Thanks for this, which was a useful summary. Looking at the tree structure of transactions posted on blockchain.info, many of them branch into two and sometimes more branches from the original value (what is called the transaction input value I suppose), and often in a two branch tree one branch will be spent and another is unspent. I would suspect the unspent new child node is often the "change" value that is returned to the payer / sender of funds under a newly generated identifier / address, if I understand this process correctly. I'm not sure under what circumstances a parent node can split into more than three child nodes however.
A transaction is supplied value from one or more "inputs", which are just a list of previously unspent "outputs". A transaction assigns that value to one or more outputs. Each output is an address and a value assigned to that address. The rules of the protocol (that are enforced by every peer that relays the transaction as well as every miner that attempts to add the transaction to a block) require that the total value of all inputs in a transaction must be greater than or equal to the total value of all outputs in the transaction.
That tree view you are looking at is an abstraction that tries to help you visualize the movement of value as transactions occur. It doesn't show you exactly what is going on in each transaction. If a transaction receives value from multiple inputs that were all associated with the same address, then the "tree view" totals them up and shows them as a single "node" even though they are actually separated in the blockchain. If a transaction receives value from multiple inputs that are associated with
different addresses, then the "tree view" only displays the value provided to the transaction from the address you are viewing and ignores the value from the other addresses.
So while it is a useful tool for tracking the movement of value, don't rely on that tree view to understand what is actually happening within transactions or within the blockchain.
Note that I stated earlier that a transaction assigns value to one ore more outputs. In Bitcoin-Qt you'll see, in the "Send coins" window, an "Add Recipient" button. This button allows you to add additional outputs to your transaction. Doing so would cause the tree view to split into more nodes, since the transaction would assign value to each of the recipients as well as the change back into the wallet at a new address.

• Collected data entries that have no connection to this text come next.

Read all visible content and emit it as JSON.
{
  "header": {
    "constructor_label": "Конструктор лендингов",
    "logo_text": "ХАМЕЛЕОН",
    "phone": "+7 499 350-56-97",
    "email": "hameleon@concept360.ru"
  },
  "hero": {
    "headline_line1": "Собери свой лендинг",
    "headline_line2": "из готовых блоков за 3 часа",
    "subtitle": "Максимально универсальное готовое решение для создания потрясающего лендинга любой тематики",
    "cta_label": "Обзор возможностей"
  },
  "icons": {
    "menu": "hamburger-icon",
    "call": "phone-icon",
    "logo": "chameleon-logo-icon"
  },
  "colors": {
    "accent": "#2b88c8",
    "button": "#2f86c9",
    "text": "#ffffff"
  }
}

Even the things I'm saying so far are an abstraction. While useful for understanding how the blockchain works, my description of transactions outputs as "a value assigned to an address" is an oversimplification. In reality, a transaction output is a value and a set of instructions (known as a script) describing what criteria must be met to include the output as an input in another transaction. In the typical case, these instructions set up a requirement that a signature with a private key associated with a particular address must be provided in order to include the output as an input to another transaction. As an abstraction, we say that the output assigned the value to that address.
Today I started up the Bitcoin-QT client manually and it took about a good 3 or 4 minutes for the client to (appear to) search through the entire downloade block chain (which is about 10.5 GB at present). I was surprised it needed to do this has I currently have an empty wallet which should mean a minimum number of used keys in the client's default keypool count of 100 keys.
There are a variety of things the Bitcoin-Qt application does as it starts up to verify the integrity of the blockchain, and the wallet.dat file. Bitcoin-Qt makes sure that the data haven't been corrupted or manipulated while it wasn't running. Much of the start up time was spent on that verification.
It then proceeded to update the less than one day of blockchain the client was behind on. Because of this long wait, it would seem that the QT client isn't quite a quick starting application in terms of user friendliness (I'm aware of other newer thin clients that don't fetch the entire blockchain database)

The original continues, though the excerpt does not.